Yesterday I was informed there is a jewish dating website called jdate, I'm considering joining out of academic curiosity
how drunk are you?
What does that even mean anymore?
Just farted cum and thought I shit myself. Crisis averted tho
he just payed for our date, after telling him I was leaving early to meet my fuck buddy. is there something lower than friendzone I can stick this guy in?
Restaurants Roasting People Who Gave Them Negative Yelp Reviews (25 Pics)
She is going down in cock block history. He went in to kiss me and she threw her hand between our faces and yelled "DENIED!"
...and all my boxers are outside in the snow because????
Im in your car brotha dog.
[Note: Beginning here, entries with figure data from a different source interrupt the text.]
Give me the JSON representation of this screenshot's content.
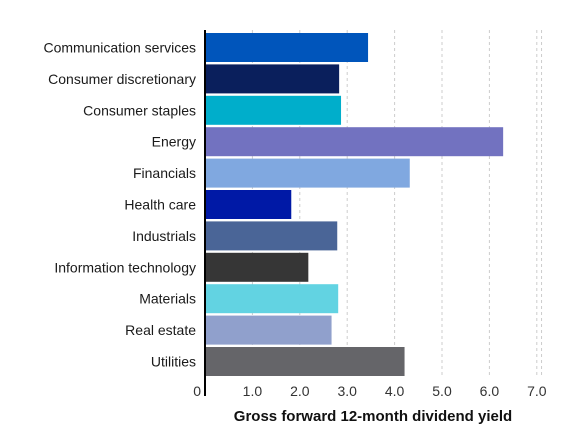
{
  "chart_data": {
    "type": "bar",
    "orientation": "horizontal",
    "categories": [
      "Communication services",
      "Consumer discretionary",
      "Consumer staples",
      "Energy",
      "Financials",
      "Health care",
      "Industrials",
      "Information technology",
      "Materials",
      "Real estate",
      "Utilities"
    ],
    "values": [
      3.44,
      2.83,
      2.87,
      6.29,
      4.32,
      1.82,
      2.79,
      2.18,
      2.81,
      2.67,
      4.21
    ],
    "colors": [
      "#0055bb",
      "#0a1f5c",
      "#00aecb",
      "#7272c0",
      "#80a8e0",
      "#0019a6",
      "#4a6597",
      "#363636",
      "#62d3e2",
      "#90a0cc",
      "#656569"
    ],
    "xlabel": "Gross forward 12-month dividend yield",
    "ylabel": "",
    "xlim": [
      0,
      7.5
    ],
    "xticks": [
      0,
      1,
      2,
      3,
      4,
      5,
      6,
      7
    ],
    "xtick_labels": [
      "0",
      "1.0",
      "2.0",
      "3.0",
      "4.0",
      "5.0",
      "6.0",
      "7.0"
    ],
    "grid": "vertical-dashed"
  }
}
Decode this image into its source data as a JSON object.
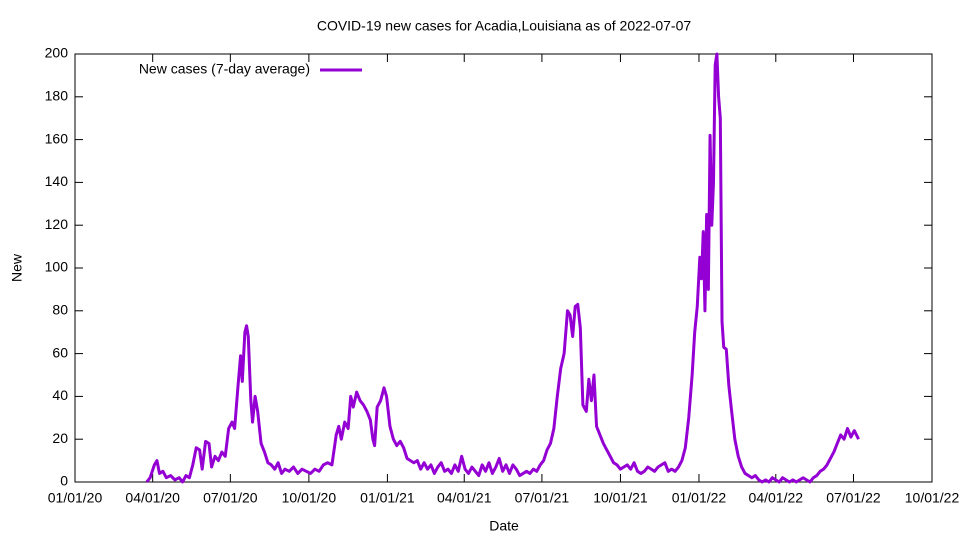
{
  "chart_data": {
    "type": "line",
    "title": "COVID-19 new cases for Acadia,Louisiana as of 2022-07-07",
    "xlabel": "Date",
    "ylabel": "New",
    "xlim": [
      "01/01/20",
      "10/01/22"
    ],
    "xticks": [
      "01/01/20",
      "04/01/20",
      "07/01/20",
      "10/01/20",
      "01/01/21",
      "04/01/21",
      "07/01/21",
      "10/01/21",
      "01/01/22",
      "04/01/22",
      "07/01/22",
      "10/01/22"
    ],
    "ylim": [
      0,
      200
    ],
    "yticks": [
      0,
      20,
      40,
      60,
      80,
      100,
      120,
      140,
      160,
      180,
      200
    ],
    "legend": "top-left",
    "x": [
      "03/25/20",
      "03/29/20",
      "04/03/20",
      "04/06/20",
      "04/09/20",
      "04/13/20",
      "04/17/20",
      "04/22/20",
      "04/27/20",
      "05/02/20",
      "05/06/20",
      "05/10/20",
      "05/14/20",
      "05/18/20",
      "05/22/20",
      "05/26/20",
      "05/29/20",
      "06/02/20",
      "06/06/20",
      "06/09/20",
      "06/13/20",
      "06/17/20",
      "06/21/20",
      "06/25/20",
      "06/29/20",
      "07/03/20",
      "07/06/20",
      "07/10/20",
      "07/13/20",
      "07/15/20",
      "07/18/20",
      "07/20/20",
      "07/22/20",
      "07/25/20",
      "07/27/20",
      "07/30/20",
      "08/02/20",
      "08/06/20",
      "08/10/20",
      "08/14/20",
      "08/18/20",
      "08/22/20",
      "08/26/20",
      "08/30/20",
      "09/03/20",
      "09/08/20",
      "09/13/20",
      "09/18/20",
      "09/23/20",
      "09/28/20",
      "10/03/20",
      "10/08/20",
      "10/13/20",
      "10/18/20",
      "10/23/20",
      "10/28/20",
      "11/02/20",
      "11/05/20",
      "11/08/20",
      "11/12/20",
      "11/16/20",
      "11/19/20",
      "11/22/20",
      "11/26/20",
      "11/30/20",
      "12/04/20",
      "12/08/20",
      "12/12/20",
      "12/15/20",
      "12/17/20",
      "12/20/20",
      "12/24/20",
      "12/28/20",
      "12/31/20",
      "01/04/21",
      "01/08/21",
      "01/12/21",
      "01/16/21",
      "01/20/21",
      "01/24/21",
      "01/28/21",
      "02/01/21",
      "02/05/21",
      "02/09/21",
      "02/13/21",
      "02/17/21",
      "02/21/21",
      "02/25/21",
      "03/01/21",
      "03/05/21",
      "03/09/21",
      "03/13/21",
      "03/17/21",
      "03/21/21",
      "03/25/21",
      "03/29/21",
      "04/02/21",
      "04/06/21",
      "04/10/21",
      "04/14/21",
      "04/18/21",
      "04/22/21",
      "04/26/21",
      "04/30/21",
      "05/04/21",
      "05/08/21",
      "05/12/21",
      "05/16/21",
      "05/20/21",
      "05/24/21",
      "05/28/21",
      "06/01/21",
      "06/05/21",
      "06/09/21",
      "06/13/21",
      "06/17/21",
      "06/21/21",
      "06/25/21",
      "06/29/21",
      "07/03/21",
      "07/07/21",
      "07/11/21",
      "07/15/21",
      "07/19/21",
      "07/23/21",
      "07/27/21",
      "07/31/21",
      "08/03/21",
      "08/06/21",
      "08/09/21",
      "08/12/21",
      "08/15/21",
      "08/18/21",
      "08/22/21",
      "08/25/21",
      "08/28/21",
      "08/31/21",
      "09/03/21",
      "09/07/21",
      "09/11/21",
      "09/15/21",
      "09/19/21",
      "09/23/21",
      "09/27/21",
      "10/01/21",
      "10/05/21",
      "10/09/21",
      "10/13/21",
      "10/17/21",
      "10/21/21",
      "10/25/21",
      "10/29/21",
      "11/02/21",
      "11/06/21",
      "11/10/21",
      "11/14/21",
      "11/18/21",
      "11/22/21",
      "11/26/21",
      "11/30/21",
      "12/04/21",
      "12/08/21",
      "12/12/21",
      "12/16/21",
      "12/20/21",
      "12/24/21",
      "12/27/21",
      "12/30/21",
      "01/02/22",
      "01/04/22",
      "01/06/22",
      "01/08/22",
      "01/10/22",
      "01/12/22",
      "01/14/22",
      "01/16/22",
      "01/18/22",
      "01/20/22",
      "01/22/22",
      "01/24/22",
      "01/26/22",
      "01/28/22",
      "01/30/22",
      "02/02/22",
      "02/05/22",
      "02/08/22",
      "02/12/22",
      "02/16/22",
      "02/20/22",
      "02/24/22",
      "02/28/22",
      "03/04/22",
      "03/08/22",
      "03/12/22",
      "03/16/22",
      "03/20/22",
      "03/24/22",
      "03/28/22",
      "04/01/22",
      "04/05/22",
      "04/09/22",
      "04/13/22",
      "04/17/22",
      "04/21/22",
      "04/25/22",
      "04/29/22",
      "05/03/22",
      "05/07/22",
      "05/11/22",
      "05/15/22",
      "05/19/22",
      "05/23/22",
      "05/27/22",
      "05/31/22",
      "06/04/22",
      "06/08/22",
      "06/12/22",
      "06/16/22",
      "06/20/22",
      "06/24/22",
      "06/28/22",
      "07/02/22",
      "07/07/22"
    ],
    "series": [
      {
        "name": "New cases (7-day average)",
        "color": "#9400d3",
        "values": [
          0,
          2,
          8,
          10,
          4,
          5,
          2,
          3,
          1,
          2,
          0,
          3,
          2,
          8,
          16,
          15,
          6,
          19,
          18,
          7,
          12,
          10,
          14,
          12,
          25,
          28,
          25,
          45,
          59,
          47,
          70,
          73,
          68,
          38,
          28,
          40,
          33,
          18,
          14,
          9,
          8,
          6,
          9,
          4,
          6,
          5,
          7,
          4,
          6,
          5,
          4,
          6,
          5,
          8,
          9,
          8,
          22,
          26,
          20,
          28,
          25,
          40,
          35,
          42,
          38,
          36,
          33,
          29,
          20,
          17,
          35,
          38,
          44,
          40,
          26,
          20,
          17,
          19,
          16,
          11,
          10,
          9,
          10,
          6,
          9,
          6,
          8,
          4,
          7,
          9,
          5,
          6,
          4,
          8,
          5,
          12,
          6,
          4,
          7,
          5,
          3,
          8,
          5,
          9,
          4,
          7,
          11,
          5,
          8,
          4,
          8,
          6,
          3,
          4,
          5,
          4,
          6,
          5,
          8,
          10,
          15,
          18,
          25,
          40,
          53,
          60,
          80,
          78,
          68,
          82,
          83,
          72,
          36,
          33,
          48,
          38,
          50,
          26,
          22,
          18,
          15,
          12,
          9,
          8,
          6,
          7,
          8,
          6,
          9,
          5,
          4,
          5,
          7,
          6,
          5,
          7,
          8,
          9,
          5,
          6,
          5,
          7,
          10,
          16,
          30,
          50,
          70,
          82,
          105,
          95,
          117,
          80,
          125,
          90,
          162,
          120,
          140,
          195,
          200,
          180,
          170,
          75,
          63,
          62,
          45,
          34,
          20,
          12,
          7,
          4,
          3,
          2,
          3,
          1,
          0,
          1,
          0,
          2,
          1,
          0,
          2,
          1,
          0,
          1,
          0,
          1,
          2,
          1,
          0,
          2,
          3,
          5,
          6,
          8,
          11,
          14,
          18,
          22,
          20,
          25,
          21,
          24,
          20
        ]
      }
    ]
  }
}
Its was unlocked, so im gonna sleep in it. well i mean i think its your car be your car.
While you were in the ER we decided to tailgate in the parking lot until security told us that's not allowed.
shes still here... layin in my bed watching a beyonce concert on tv drinking leftover franzia straight outta the bag and crying
Woman Posts Harassing DMs From Creep Online, Now He’s Upset Because People Told His Mom
I just took my birth control with a water bottle I found in my purse with vodka in it in Spanish class. 10am is still too early for me.
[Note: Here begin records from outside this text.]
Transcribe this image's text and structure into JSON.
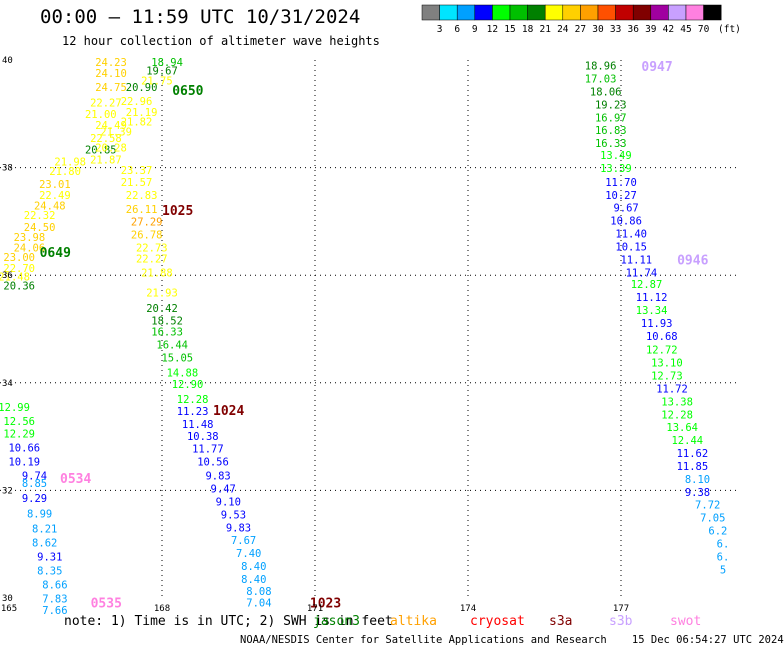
{
  "header": {
    "title": "00:00 – 11:59 UTC 10/31/2024",
    "subtitle": "12 hour collection of altimeter wave heights"
  },
  "legend": {
    "unit": "(ft)",
    "bins": [
      {
        "label": "3",
        "color": "#808080"
      },
      {
        "label": "6",
        "color": "#00e5ff"
      },
      {
        "label": "9",
        "color": "#00a0ff"
      },
      {
        "label": "12",
        "color": "#0000ff"
      },
      {
        "label": "15",
        "color": "#00ff00"
      },
      {
        "label": "18",
        "color": "#00c000"
      },
      {
        "label": "21",
        "color": "#008000"
      },
      {
        "label": "24",
        "color": "#ffff00"
      },
      {
        "label": "27",
        "color": "#ffd000"
      },
      {
        "label": "30",
        "color": "#ffa000"
      },
      {
        "label": "33",
        "color": "#ff5000"
      },
      {
        "label": "36",
        "color": "#c00000"
      },
      {
        "label": "39",
        "color": "#800000"
      },
      {
        "label": "42",
        "color": "#a000a0"
      },
      {
        "label": "45",
        "color": "#c8a0ff"
      },
      {
        "label": "70",
        "color": "#ff80e0"
      },
      {
        "label": "",
        "color": "#000000"
      }
    ]
  },
  "axes": {
    "x_ticks": [
      "165",
      "168",
      "171",
      "174",
      "177"
    ],
    "y_ticks": [
      "40",
      "38",
      "36",
      "34",
      "32",
      "30"
    ],
    "x_range": [
      165,
      180
    ],
    "y_range": [
      30,
      40
    ]
  },
  "tracks": [
    {
      "id": "track-0650",
      "label": "0650",
      "label_color": "#008000",
      "points": [
        {
          "x": 167.0,
          "y": 39.89,
          "v": "24.23",
          "c": "#ffd000"
        },
        {
          "x": 168.1,
          "y": 39.89,
          "v": "18.94",
          "c": "#00c000"
        },
        {
          "x": 167.0,
          "y": 39.68,
          "v": "24.10",
          "c": "#ffd000"
        },
        {
          "x": 168.0,
          "y": 39.73,
          "v": "19.67",
          "c": "#008000"
        },
        {
          "x": 167.9,
          "y": 39.54,
          "v": "21.75",
          "c": "#ffff00"
        },
        {
          "x": 167.0,
          "y": 39.42,
          "v": "24.75",
          "c": "#ffd000"
        },
        {
          "x": 167.6,
          "y": 39.42,
          "v": "20.90",
          "c": "#008000"
        },
        {
          "x": 167.5,
          "y": 39.16,
          "v": "22.96",
          "c": "#ffff00"
        },
        {
          "x": 166.9,
          "y": 39.14,
          "v": "22.27",
          "c": "#ffff00"
        },
        {
          "x": 167.6,
          "y": 38.96,
          "v": "21.19",
          "c": "#ffff00"
        },
        {
          "x": 166.8,
          "y": 38.92,
          "v": "21.00",
          "c": "#ffff00"
        },
        {
          "x": 167.5,
          "y": 38.78,
          "v": "21.82",
          "c": "#ffff00"
        },
        {
          "x": 167.0,
          "y": 38.72,
          "v": "24.49",
          "c": "#ffff00"
        },
        {
          "x": 167.1,
          "y": 38.6,
          "v": "21.39",
          "c": "#ffff00"
        },
        {
          "x": 166.9,
          "y": 38.48,
          "v": "22.58",
          "c": "#ffff00"
        },
        {
          "x": 166.8,
          "y": 38.26,
          "v": "20.85",
          "c": "#008000"
        },
        {
          "x": 167.0,
          "y": 38.3,
          "v": "20.28",
          "c": "#ffff00"
        }
      ]
    },
    {
      "id": "track-0649",
      "label": "0649",
      "label_color": "#008000",
      "points": [
        {
          "x": 166.9,
          "y": 38.08,
          "v": "21.87",
          "c": "#ffff00"
        },
        {
          "x": 166.2,
          "y": 38.04,
          "v": "21.98",
          "c": "#ffff00"
        },
        {
          "x": 166.1,
          "y": 37.86,
          "v": "21.80",
          "c": "#ffff00"
        },
        {
          "x": 165.9,
          "y": 37.62,
          "v": "23.01",
          "c": "#ffd000"
        },
        {
          "x": 165.9,
          "y": 37.42,
          "v": "22.49",
          "c": "#ffff00"
        },
        {
          "x": 165.8,
          "y": 37.22,
          "v": "24.48",
          "c": "#ffd000"
        },
        {
          "x": 165.6,
          "y": 37.04,
          "v": "22.32",
          "c": "#ffff00"
        },
        {
          "x": 165.6,
          "y": 36.82,
          "v": "24.50",
          "c": "#ffd000"
        },
        {
          "x": 165.4,
          "y": 36.64,
          "v": "23.98",
          "c": "#ffd000"
        },
        {
          "x": 165.4,
          "y": 36.44,
          "v": "24.06",
          "c": "#ffd000"
        },
        {
          "x": 165.2,
          "y": 36.26,
          "v": "23.00",
          "c": "#ffd000"
        },
        {
          "x": 165.2,
          "y": 36.06,
          "v": "22.70",
          "c": "#ffff00"
        },
        {
          "x": 165.1,
          "y": 35.9,
          "v": "21.48",
          "c": "#ffff00"
        },
        {
          "x": 165.2,
          "y": 35.73,
          "v": "20.36",
          "c": "#008000"
        }
      ]
    },
    {
      "id": "track-1025",
      "label": "1025",
      "label_color": "#800000",
      "points": [
        {
          "x": 167.5,
          "y": 37.88,
          "v": "23.37",
          "c": "#ffff00"
        },
        {
          "x": 167.5,
          "y": 37.66,
          "v": "21.57",
          "c": "#ffff00"
        },
        {
          "x": 167.6,
          "y": 37.42,
          "v": "22.83",
          "c": "#ffff00"
        },
        {
          "x": 167.6,
          "y": 37.16,
          "v": "26.11",
          "c": "#ffd000"
        },
        {
          "x": 167.7,
          "y": 36.92,
          "v": "27.29",
          "c": "#ffa000"
        },
        {
          "x": 167.7,
          "y": 36.68,
          "v": "26.78",
          "c": "#ffd000"
        },
        {
          "x": 167.8,
          "y": 36.44,
          "v": "22.73",
          "c": "#ffff00"
        },
        {
          "x": 167.8,
          "y": 36.24,
          "v": "22.27",
          "c": "#ffff00"
        },
        {
          "x": 167.9,
          "y": 35.98,
          "v": "21.88",
          "c": "#ffff00"
        },
        {
          "x": 168.0,
          "y": 35.6,
          "v": "21.93",
          "c": "#ffff00"
        },
        {
          "x": 168.0,
          "y": 35.32,
          "v": "20.42",
          "c": "#008000"
        },
        {
          "x": 168.1,
          "y": 35.08,
          "v": "18.52",
          "c": "#008000"
        },
        {
          "x": 168.1,
          "y": 34.88,
          "v": "16.33",
          "c": "#00c000"
        },
        {
          "x": 168.2,
          "y": 34.64,
          "v": "16.44",
          "c": "#00c000"
        },
        {
          "x": 168.3,
          "y": 34.4,
          "v": "15.05",
          "c": "#00c000"
        },
        {
          "x": 168.4,
          "y": 34.12,
          "v": "14.88",
          "c": "#00ff00"
        },
        {
          "x": 168.5,
          "y": 33.9,
          "v": "12.90",
          "c": "#00ff00"
        },
        {
          "x": 168.6,
          "y": 33.62,
          "v": "12.28",
          "c": "#00ff00"
        }
      ]
    },
    {
      "id": "track-1024",
      "label": "1024",
      "label_color": "#800000",
      "points": [
        {
          "x": 168.6,
          "y": 33.4,
          "v": "11.23",
          "c": "#0000ff"
        },
        {
          "x": 168.7,
          "y": 33.16,
          "v": "11.48",
          "c": "#0000ff"
        },
        {
          "x": 168.8,
          "y": 32.94,
          "v": "10.38",
          "c": "#0000ff"
        },
        {
          "x": 168.9,
          "y": 32.7,
          "v": "11.77",
          "c": "#0000ff"
        },
        {
          "x": 169.0,
          "y": 32.46,
          "v": "10.56",
          "c": "#0000ff"
        },
        {
          "x": 169.1,
          "y": 32.2,
          "v": "9.83",
          "c": "#0000ff"
        },
        {
          "x": 169.2,
          "y": 31.96,
          "v": "9.47",
          "c": "#0000ff"
        },
        {
          "x": 169.3,
          "y": 31.72,
          "v": "9.10",
          "c": "#0000ff"
        },
        {
          "x": 169.4,
          "y": 31.48,
          "v": "9.53",
          "c": "#0000ff"
        },
        {
          "x": 169.5,
          "y": 31.24,
          "v": "9.83",
          "c": "#0000ff"
        },
        {
          "x": 169.6,
          "y": 31.0,
          "v": "7.67",
          "c": "#00a0ff"
        },
        {
          "x": 169.7,
          "y": 30.76,
          "v": "7.40",
          "c": "#00a0ff"
        },
        {
          "x": 169.8,
          "y": 30.52,
          "v": "8.40",
          "c": "#00a0ff"
        },
        {
          "x": 169.8,
          "y": 30.28,
          "v": "8.40",
          "c": "#00a0ff"
        }
      ]
    },
    {
      "id": "track-1023",
      "label": "1023",
      "label_color": "#800000",
      "points": [
        {
          "x": 169.9,
          "y": 30.06,
          "v": "8.08",
          "c": "#00a0ff"
        },
        {
          "x": 169.9,
          "y": 29.84,
          "v": "7.04",
          "c": "#00a0ff"
        }
      ]
    },
    {
      "id": "track-0534",
      "label": "0534",
      "label_color": "#ff80e0",
      "points": [
        {
          "x": 165.1,
          "y": 33.48,
          "v": "12.99",
          "c": "#00ff00"
        },
        {
          "x": 165.2,
          "y": 33.22,
          "v": "12.56",
          "c": "#00ff00"
        },
        {
          "x": 165.2,
          "y": 32.98,
          "v": "12.29",
          "c": "#00ff00"
        },
        {
          "x": 165.3,
          "y": 32.72,
          "v": "10.66",
          "c": "#0000ff"
        },
        {
          "x": 165.3,
          "y": 32.46,
          "v": "10.19",
          "c": "#0000ff"
        },
        {
          "x": 165.5,
          "y": 32.2,
          "v": "9.74",
          "c": "#0000ff"
        },
        {
          "x": 165.5,
          "y": 32.06,
          "v": "8.85",
          "c": "#00a0ff"
        },
        {
          "x": 165.5,
          "y": 31.78,
          "v": "9.29",
          "c": "#0000ff"
        },
        {
          "x": 165.6,
          "y": 31.5,
          "v": "8.99",
          "c": "#00a0ff"
        },
        {
          "x": 165.7,
          "y": 31.22,
          "v": "8.21",
          "c": "#00a0ff"
        },
        {
          "x": 165.7,
          "y": 30.96,
          "v": "8.62",
          "c": "#00a0ff"
        },
        {
          "x": 165.8,
          "y": 30.7,
          "v": "9.31",
          "c": "#0000ff"
        },
        {
          "x": 165.8,
          "y": 30.44,
          "v": "8.35",
          "c": "#00a0ff"
        },
        {
          "x": 165.9,
          "y": 30.18,
          "v": "8.66",
          "c": "#00a0ff"
        },
        {
          "x": 165.9,
          "y": 29.92,
          "v": "7.83",
          "c": "#00a0ff"
        }
      ]
    },
    {
      "id": "track-0535",
      "label": "0535",
      "label_color": "#ff80e0",
      "points": [
        {
          "x": 165.9,
          "y": 29.7,
          "v": "7.66",
          "c": "#00a0ff"
        }
      ]
    },
    {
      "id": "track-0947",
      "label": "0947",
      "label_color": "#c8a0ff",
      "points": [
        {
          "x": 176.6,
          "y": 39.82,
          "v": "18.96",
          "c": "#008000"
        },
        {
          "x": 176.6,
          "y": 39.58,
          "v": "17.03",
          "c": "#00c000"
        },
        {
          "x": 176.7,
          "y": 39.34,
          "v": "18.06",
          "c": "#008000"
        },
        {
          "x": 176.8,
          "y": 39.1,
          "v": "19.23",
          "c": "#008000"
        },
        {
          "x": 176.8,
          "y": 38.86,
          "v": "16.97",
          "c": "#00c000"
        },
        {
          "x": 176.8,
          "y": 38.62,
          "v": "16.83",
          "c": "#00c000"
        },
        {
          "x": 176.8,
          "y": 38.38,
          "v": "16.33",
          "c": "#00c000"
        },
        {
          "x": 176.9,
          "y": 38.16,
          "v": "13.49",
          "c": "#00ff00"
        },
        {
          "x": 176.9,
          "y": 37.92,
          "v": "13.39",
          "c": "#00ff00"
        }
      ]
    },
    {
      "id": "track-0946",
      "label": "0946",
      "label_color": "#c8a0ff",
      "points": [
        {
          "x": 177.0,
          "y": 37.66,
          "v": "11.70",
          "c": "#0000ff"
        },
        {
          "x": 177.0,
          "y": 37.42,
          "v": "10.27",
          "c": "#0000ff"
        },
        {
          "x": 177.1,
          "y": 37.18,
          "v": "9.67",
          "c": "#0000ff"
        },
        {
          "x": 177.1,
          "y": 36.94,
          "v": "10.86",
          "c": "#0000ff"
        },
        {
          "x": 177.2,
          "y": 36.7,
          "v": "11.40",
          "c": "#0000ff"
        },
        {
          "x": 177.2,
          "y": 36.46,
          "v": "10.15",
          "c": "#0000ff"
        },
        {
          "x": 177.3,
          "y": 36.22,
          "v": "11.11",
          "c": "#0000ff"
        },
        {
          "x": 177.4,
          "y": 35.98,
          "v": "11.74",
          "c": "#0000ff"
        },
        {
          "x": 177.5,
          "y": 35.76,
          "v": "12.87",
          "c": "#00ff00"
        },
        {
          "x": 177.6,
          "y": 35.52,
          "v": "11.12",
          "c": "#0000ff"
        },
        {
          "x": 177.6,
          "y": 35.28,
          "v": "13.34",
          "c": "#00ff00"
        },
        {
          "x": 177.7,
          "y": 35.04,
          "v": "11.93",
          "c": "#0000ff"
        },
        {
          "x": 177.8,
          "y": 34.8,
          "v": "10.68",
          "c": "#0000ff"
        },
        {
          "x": 177.8,
          "y": 34.54,
          "v": "12.72",
          "c": "#00ff00"
        },
        {
          "x": 177.9,
          "y": 34.3,
          "v": "13.10",
          "c": "#00ff00"
        },
        {
          "x": 177.9,
          "y": 34.06,
          "v": "12.73",
          "c": "#00ff00"
        },
        {
          "x": 178.0,
          "y": 33.82,
          "v": "11.72",
          "c": "#0000ff"
        },
        {
          "x": 178.1,
          "y": 33.58,
          "v": "13.38",
          "c": "#00ff00"
        },
        {
          "x": 178.1,
          "y": 33.34,
          "v": "12.28",
          "c": "#00ff00"
        },
        {
          "x": 178.2,
          "y": 33.1,
          "v": "13.64",
          "c": "#00ff00"
        },
        {
          "x": 178.3,
          "y": 32.86,
          "v": "12.44",
          "c": "#00ff00"
        },
        {
          "x": 178.4,
          "y": 32.62,
          "v": "11.62",
          "c": "#0000ff"
        },
        {
          "x": 178.4,
          "y": 32.38,
          "v": "11.85",
          "c": "#0000ff"
        },
        {
          "x": 178.5,
          "y": 32.14,
          "v": "8.10",
          "c": "#00a0ff"
        },
        {
          "x": 178.5,
          "y": 31.9,
          "v": "9.38",
          "c": "#0000ff"
        },
        {
          "x": 178.7,
          "y": 31.66,
          "v": "7.72",
          "c": "#00a0ff"
        },
        {
          "x": 178.8,
          "y": 31.42,
          "v": "7.05",
          "c": "#00a0ff"
        },
        {
          "x": 178.9,
          "y": 31.18,
          "v": "6.2",
          "c": "#00a0ff"
        },
        {
          "x": 179.0,
          "y": 30.94,
          "v": "6.",
          "c": "#00a0ff"
        },
        {
          "x": 179.0,
          "y": 30.7,
          "v": "6.",
          "c": "#00a0ff"
        },
        {
          "x": 179.0,
          "y": 30.46,
          "v": "5",
          "c": "#00a0ff"
        },
        {
          "x": 179.1,
          "y": 30.22,
          "v": "",
          "c": "#00a0ff"
        }
      ]
    }
  ],
  "footer": {
    "note": "note:  1) Time is in UTC; 2) SWH is in feet",
    "satellites": [
      {
        "name": "jason3",
        "color": "#008000"
      },
      {
        "name": "altika",
        "color": "#ffa000"
      },
      {
        "name": "cryosat",
        "color": "#ff0000"
      },
      {
        "name": "s3a",
        "color": "#800000"
      },
      {
        "name": "s3b",
        "color": "#c8a0ff"
      },
      {
        "name": "swot",
        "color": "#ff80e0"
      }
    ],
    "credit": "NOAA/NESDIS Center for Satellite Applications and Research    15 Dec 06:54:27 UTC 2024"
  }
}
I just ate powdered extacy out of my wallet. I think I might have for a second of my reasonable life been on your level.
Great news. Our sex broke my otter box
... and smoked a joint with my new landlord. I'm starting to like Germany.
I'm laying backwards. On the stairs. Eating carrots. And drinking from a captain Morgan bottle.
I texted her mom a picture of us doing it saying "I'm trying to make your daughter just like you!" she was not amused.